Thomas Pretzl, Vorsitzender des Betriebsrats von Airbus Defence and Space, betont die dringende Notwendigkeit eines neuen Kampfflugzeugs. Er argumentiert, dass sich die Luftwaffe keine Verzögerungen leisten könne, da jeder Tag ohne Entscheidung die Entwicklung verlangsame.
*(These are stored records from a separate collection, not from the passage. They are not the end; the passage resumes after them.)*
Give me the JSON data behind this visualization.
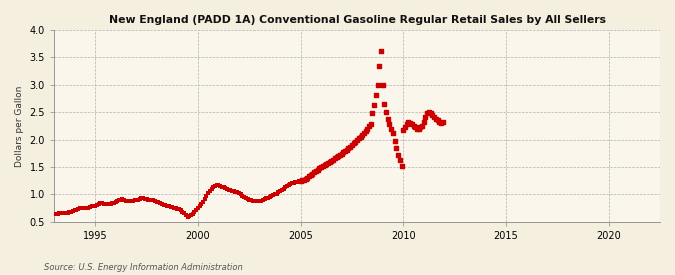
{
  "title": "New England (PADD 1A) Conventional Gasoline Regular Retail Sales by All Sellers",
  "ylabel": "Dollars per Gallon",
  "source": "Source: U.S. Energy Information Administration",
  "background_color": "#F5EFE0",
  "plot_bg_color": "#FAF6EC",
  "line_color": "#CC0000",
  "marker": "s",
  "marker_size": 2.2,
  "ylim": [
    0.5,
    4.0
  ],
  "yticks": [
    0.5,
    1.0,
    1.5,
    2.0,
    2.5,
    3.0,
    3.5,
    4.0
  ],
  "xlim_start": 1993.0,
  "xlim_end": 2022.5,
  "xticks": [
    1995,
    2000,
    2005,
    2010,
    2015,
    2020
  ],
  "connected_data": [
    [
      1993.08,
      0.637
    ],
    [
      1993.17,
      0.648
    ],
    [
      1993.25,
      0.652
    ],
    [
      1993.33,
      0.655
    ],
    [
      1993.42,
      0.658
    ],
    [
      1993.5,
      0.662
    ],
    [
      1993.58,
      0.66
    ],
    [
      1993.67,
      0.665
    ],
    [
      1993.75,
      0.672
    ],
    [
      1993.83,
      0.682
    ],
    [
      1993.92,
      0.695
    ],
    [
      1994.0,
      0.705
    ],
    [
      1994.08,
      0.718
    ],
    [
      1994.17,
      0.728
    ],
    [
      1994.25,
      0.742
    ],
    [
      1994.33,
      0.752
    ],
    [
      1994.42,
      0.748
    ],
    [
      1994.5,
      0.745
    ],
    [
      1994.58,
      0.748
    ],
    [
      1994.67,
      0.755
    ],
    [
      1994.75,
      0.768
    ],
    [
      1994.83,
      0.778
    ],
    [
      1994.92,
      0.788
    ],
    [
      1995.0,
      0.795
    ],
    [
      1995.08,
      0.808
    ],
    [
      1995.17,
      0.822
    ],
    [
      1995.25,
      0.838
    ],
    [
      1995.33,
      0.842
    ],
    [
      1995.42,
      0.832
    ],
    [
      1995.5,
      0.822
    ],
    [
      1995.58,
      0.818
    ],
    [
      1995.67,
      0.82
    ],
    [
      1995.75,
      0.828
    ],
    [
      1995.83,
      0.838
    ],
    [
      1995.92,
      0.848
    ],
    [
      1996.0,
      0.858
    ],
    [
      1996.08,
      0.872
    ],
    [
      1996.17,
      0.888
    ],
    [
      1996.25,
      0.902
    ],
    [
      1996.33,
      0.908
    ],
    [
      1996.42,
      0.898
    ],
    [
      1996.5,
      0.885
    ],
    [
      1996.58,
      0.878
    ],
    [
      1996.67,
      0.875
    ],
    [
      1996.75,
      0.878
    ],
    [
      1996.83,
      0.885
    ],
    [
      1996.92,
      0.892
    ],
    [
      1997.0,
      0.898
    ],
    [
      1997.08,
      0.905
    ],
    [
      1997.17,
      0.915
    ],
    [
      1997.25,
      0.928
    ],
    [
      1997.33,
      0.932
    ],
    [
      1997.42,
      0.922
    ],
    [
      1997.5,
      0.912
    ],
    [
      1997.58,
      0.905
    ],
    [
      1997.67,
      0.9
    ],
    [
      1997.75,
      0.895
    ],
    [
      1997.83,
      0.888
    ],
    [
      1997.92,
      0.878
    ],
    [
      1998.0,
      0.868
    ],
    [
      1998.08,
      0.852
    ],
    [
      1998.17,
      0.835
    ],
    [
      1998.25,
      0.822
    ],
    [
      1998.33,
      0.81
    ],
    [
      1998.42,
      0.798
    ],
    [
      1998.5,
      0.785
    ],
    [
      1998.58,
      0.778
    ],
    [
      1998.67,
      0.772
    ],
    [
      1998.75,
      0.765
    ],
    [
      1998.83,
      0.758
    ],
    [
      1998.92,
      0.748
    ],
    [
      1999.0,
      0.738
    ],
    [
      1999.08,
      0.725
    ],
    [
      1999.17,
      0.708
    ],
    [
      1999.25,
      0.682
    ],
    [
      1999.33,
      0.652
    ],
    [
      1999.42,
      0.618
    ],
    [
      1999.5,
      0.595
    ],
    [
      1999.58,
      0.6
    ],
    [
      1999.67,
      0.622
    ],
    [
      1999.75,
      0.648
    ],
    [
      1999.83,
      0.678
    ],
    [
      1999.92,
      0.712
    ],
    [
      2000.0,
      0.748
    ],
    [
      2000.08,
      0.785
    ],
    [
      2000.17,
      0.825
    ],
    [
      2000.25,
      0.868
    ],
    [
      2000.33,
      0.912
    ],
    [
      2000.42,
      0.962
    ],
    [
      2000.5,
      1.018
    ],
    [
      2000.58,
      1.062
    ],
    [
      2000.67,
      1.098
    ],
    [
      2000.75,
      1.128
    ],
    [
      2000.83,
      1.15
    ],
    [
      2000.92,
      1.165
    ],
    [
      2001.0,
      1.172
    ],
    [
      2001.08,
      1.158
    ],
    [
      2001.17,
      1.142
    ],
    [
      2001.25,
      1.125
    ],
    [
      2001.33,
      1.108
    ],
    [
      2001.42,
      1.095
    ],
    [
      2001.5,
      1.082
    ],
    [
      2001.58,
      1.072
    ],
    [
      2001.67,
      1.065
    ],
    [
      2001.75,
      1.058
    ],
    [
      2001.83,
      1.05
    ],
    [
      2001.92,
      1.038
    ],
    [
      2002.0,
      1.022
    ],
    [
      2002.08,
      1.002
    ],
    [
      2002.17,
      0.978
    ],
    [
      2002.25,
      0.952
    ],
    [
      2002.33,
      0.928
    ],
    [
      2002.42,
      0.912
    ],
    [
      2002.5,
      0.898
    ],
    [
      2002.58,
      0.888
    ],
    [
      2002.67,
      0.88
    ],
    [
      2002.75,
      0.875
    ],
    [
      2002.83,
      0.872
    ],
    [
      2002.92,
      0.87
    ],
    [
      2003.0,
      0.872
    ],
    [
      2003.08,
      0.88
    ],
    [
      2003.17,
      0.892
    ],
    [
      2003.25,
      0.908
    ],
    [
      2003.33,
      0.925
    ],
    [
      2003.42,
      0.94
    ],
    [
      2003.5,
      0.952
    ],
    [
      2003.58,
      0.965
    ],
    [
      2003.67,
      0.98
    ],
    [
      2003.75,
      0.998
    ],
    [
      2003.83,
      1.015
    ],
    [
      2003.92,
      1.035
    ],
    [
      2004.0,
      1.055
    ],
    [
      2004.08,
      1.078
    ],
    [
      2004.17,
      1.102
    ],
    [
      2004.25,
      1.128
    ],
    [
      2004.33,
      1.152
    ],
    [
      2004.42,
      1.172
    ],
    [
      2004.5,
      1.188
    ],
    [
      2004.58,
      1.202
    ],
    [
      2004.67,
      1.215
    ],
    [
      2004.75,
      1.225
    ],
    [
      2004.83,
      1.232
    ],
    [
      2004.92,
      1.24
    ]
  ],
  "scattered_data": [
    [
      2005.0,
      1.248
    ],
    [
      2005.08,
      1.258
    ],
    [
      2005.17,
      1.27
    ],
    [
      2005.25,
      1.285
    ],
    [
      2005.33,
      1.305
    ],
    [
      2005.42,
      1.328
    ],
    [
      2005.5,
      1.352
    ],
    [
      2005.58,
      1.375
    ],
    [
      2005.67,
      1.4
    ],
    [
      2005.75,
      1.425
    ],
    [
      2005.83,
      1.45
    ],
    [
      2005.92,
      1.475
    ],
    [
      2006.0,
      1.498
    ],
    [
      2006.08,
      1.52
    ],
    [
      2006.17,
      1.54
    ],
    [
      2006.25,
      1.558
    ],
    [
      2006.33,
      1.575
    ],
    [
      2006.42,
      1.592
    ],
    [
      2006.5,
      1.612
    ],
    [
      2006.58,
      1.632
    ],
    [
      2006.67,
      1.655
    ],
    [
      2006.75,
      1.678
    ],
    [
      2006.83,
      1.702
    ],
    [
      2006.92,
      1.725
    ],
    [
      2007.0,
      1.745
    ],
    [
      2007.08,
      1.768
    ],
    [
      2007.17,
      1.79
    ],
    [
      2007.25,
      1.815
    ],
    [
      2007.33,
      1.842
    ],
    [
      2007.42,
      1.87
    ],
    [
      2007.5,
      1.898
    ],
    [
      2007.58,
      1.928
    ],
    [
      2007.67,
      1.958
    ],
    [
      2007.75,
      1.99
    ],
    [
      2007.83,
      2.022
    ],
    [
      2007.92,
      2.055
    ],
    [
      2008.0,
      2.088
    ],
    [
      2008.08,
      2.122
    ],
    [
      2008.17,
      2.158
    ],
    [
      2008.25,
      2.198
    ],
    [
      2008.33,
      2.242
    ],
    [
      2008.42,
      2.29
    ],
    [
      2008.5,
      2.48
    ],
    [
      2008.58,
      2.63
    ],
    [
      2008.67,
      2.82
    ],
    [
      2008.75,
      3.0
    ],
    [
      2008.83,
      3.34
    ],
    [
      2008.92,
      3.62
    ],
    [
      2009.0,
      3.0
    ],
    [
      2009.08,
      2.65
    ],
    [
      2009.17,
      2.5
    ],
    [
      2009.25,
      2.38
    ],
    [
      2009.33,
      2.28
    ],
    [
      2009.42,
      2.2
    ],
    [
      2009.5,
      2.12
    ],
    [
      2009.58,
      1.98
    ],
    [
      2009.67,
      1.85
    ],
    [
      2009.75,
      1.72
    ],
    [
      2009.83,
      1.62
    ],
    [
      2009.92,
      1.52
    ],
    [
      2010.0,
      2.18
    ],
    [
      2010.08,
      2.22
    ],
    [
      2010.17,
      2.28
    ],
    [
      2010.25,
      2.32
    ],
    [
      2010.33,
      2.3
    ],
    [
      2010.42,
      2.28
    ],
    [
      2010.5,
      2.25
    ],
    [
      2010.58,
      2.22
    ],
    [
      2010.67,
      2.2
    ],
    [
      2010.75,
      2.2
    ],
    [
      2010.83,
      2.22
    ],
    [
      2010.92,
      2.25
    ],
    [
      2011.0,
      2.32
    ],
    [
      2011.08,
      2.42
    ],
    [
      2011.17,
      2.48
    ],
    [
      2011.25,
      2.5
    ],
    [
      2011.33,
      2.48
    ],
    [
      2011.42,
      2.45
    ],
    [
      2011.5,
      2.42
    ],
    [
      2011.58,
      2.38
    ],
    [
      2011.67,
      2.35
    ],
    [
      2011.75,
      2.32
    ],
    [
      2011.83,
      2.3
    ],
    [
      2011.92,
      2.32
    ]
  ]
}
Pretzl besteht darauf, dass Deutschland über die notwendigen finanziellen Mittel verfüge und Airbus das Know-how besitze, um das Projekt eigenständig voranzutreiben.
Auch Airbus selbst fordert die Politiker auf, zügig zu handeln. Das Unternehmen warnt, dass Zögern die europäischen Kampffähigkeiten weiter schwächen könnte – besonders nach dem Kollaps des FCAS-Programms.
Reinhard Brandl, parlamentarischer Geschäftsführer der CSU, befürwortet eine engere europäische Zusammenarbeit bei künftigen Kampfflugzeuginitiativen. Er ist überzeugt, dass deutsche Unternehmen eine zentrale Rolle bei der Gestaltung des nächsten europäischen Kampfflugzeugs spielen können. Brandls Äußerungen unterstreichen den politischen Willen, das Vorhaben in einem größeren europäischen Rahmen zu verankern.
Die Diskussion dreht sich nun darum, ob Deutschland einen Alleingang wagen oder neue europäische Partnerschaften suchen soll. Airbus ist bereit, ein Kampfflugzeug zu entwickeln, während Abgeordnete auf Tempo und Zusammenarbeit pochen. Die endgültige Entscheidung wird bestimmen, wie schnell die Luftwaffe ihre Flotte modernisieren kann.